Decentralized XMPP networks, on the other hand, provide numerous
security levels for both joining the network and transferring data.
Furthermore, because the components that engage in such networks are
hidden behind XMPP clients, the only method to communicate with them is
through a nonpublic network. As a result, these networks are an
excellent alternative for decentralizing disaster recovery systems that
automatically become more secure against external attackers.
Different XMPP clients may have their own decentralized access control
list policies in order to protect their privacy, while XMPP servers can
cluster the clients and establish extra access control list policies for
transferring data. Furthermore, any data sent via the XMPP network may
be encrypted end-to-end.
The CIM enables for the connection to an XMPP cloud, and to join the
CIMs, an SASL certificate provided by a network administrator is
required. Furthermore, the CIM encrypts all communication over the XMPP
network with a TLS certificate. As an extra privacy layer, the CIM
employs a white access control list (ACL) technique to prohibit requests
from other CIMs in the XMPP cloud from being handled.
Finally, another critical security issue is the CIM’s connectivity with
local data sources, namely the DR components. Although this
communication takes place in a trusted local infrastructure, the CIM
requires these infrastructures to employ an authentication method to
engage with it, enhancing security not just in the cloud but also in the
local infrastructure.
Semantic interoperability
As previously stated, semantic interoperability is defined as systems’
ability to transparently exchange data and have a shared understanding
of it [41], which results in the ability to transparently consume
the transferred data. Once the data interchange layer, in this example
XMPP, has been established, the common understanding must be
established. A frequent way to this purpose is to develop a common
ontology and communicate data represented in accordance with it
[23]. The usage of ontologies provides several benefits in terms of
interoperability; however, the data shared must be in RDF format.

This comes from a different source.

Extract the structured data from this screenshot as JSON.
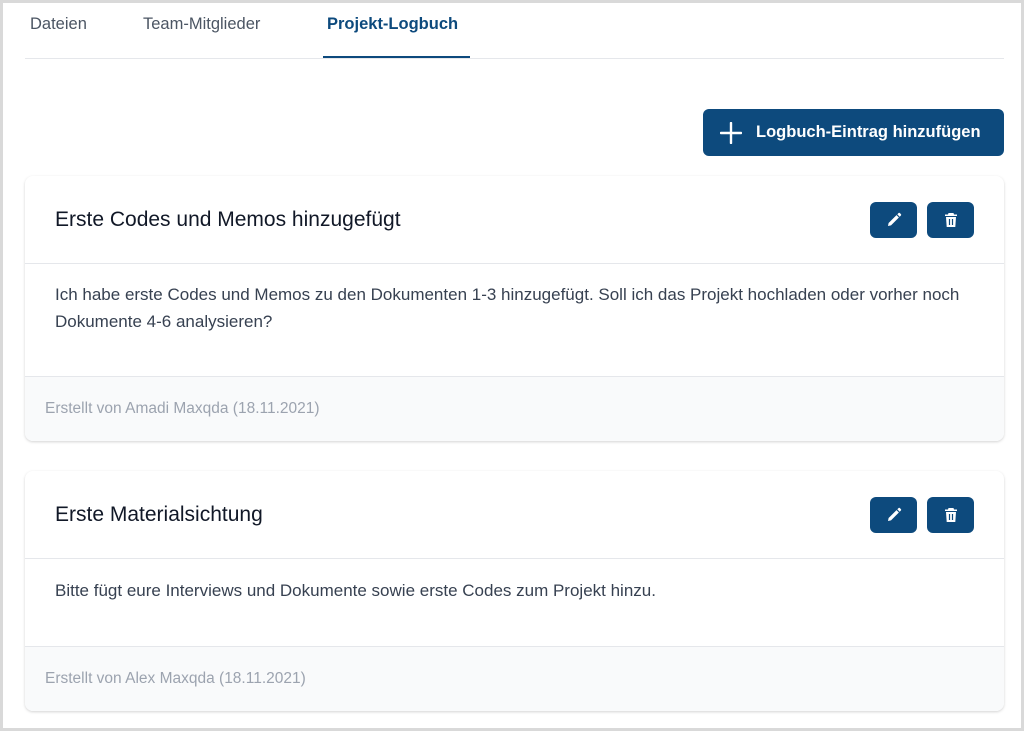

There are several information sources in the context of DR, ranging from
devices (IoT) to data given via ad hoc DR components and/or databases.

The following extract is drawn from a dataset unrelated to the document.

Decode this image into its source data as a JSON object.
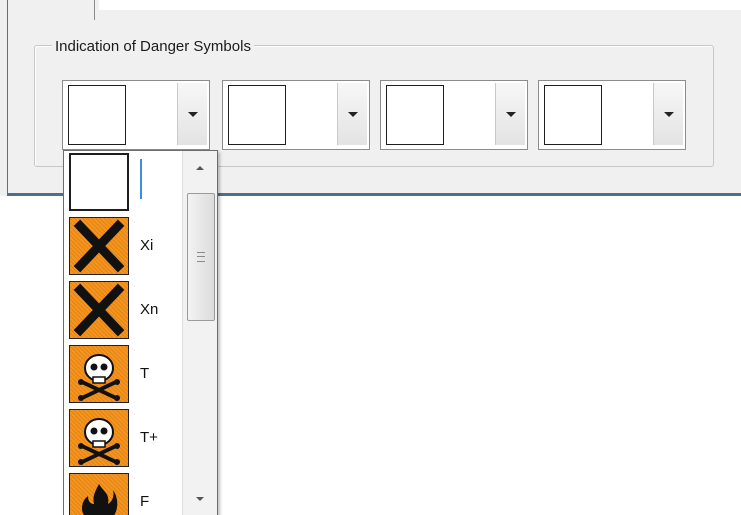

The heterogeneity of the DR standards landscape has already been
described in the related work; however, from a practical standpoint,
this heterogeneity is even greater due to the various devices that rely
on a wide range of formats and models established by their vendors,
which are not even DR standards.
An active challenge is to have non-RDF data sources (DR systems, IoT
devices, etc.) and provide a transparent mechanism for translating their
data into an equivalent RDF version modelled according to a common
ontology so that the data is understandable by other actors involved in
the data exchange who expect data to be in RDF using the agreed
ontology. Uplift refers to the process of converting data on the fly
into an equivalent RDF version.
Furthermore, there is the inverse issue. When data is re-queried, a
semantically compatible version is returned. However, because DR systems
rely on diverse formats and models, the interoperable data must be
converted back into a different format and model that the system
supports. Downlift refers to the process of converting data from RDF to
an equivalent non-RDF form.
To that end, the CIM includes Uplifting and Downlifting mechanisms,
which allow DR systems to translate their data before sending it to the
XMPP cloud so that third-party entities can understand it, as well as
adapt data from the XMPP network to their own formats and models so that
it can be consumed transparently.
Data validation
Data in real-world systems is rarely limited within the tight confines
in which it is recorded. As previously said, contemporary systems
require interactions among different components that share data in order
to execute various functions. When a data payload is received, the
initial responsibility of each component is to validate the message
received.
Validation is classified into two types: (1) syntactic validation, which
enforces the right syntax of the data (e.g., assuring the correct
JSON-LD syntax14); and (2) semantic validation, which validates that the
data is consistent and meets a set of requirements.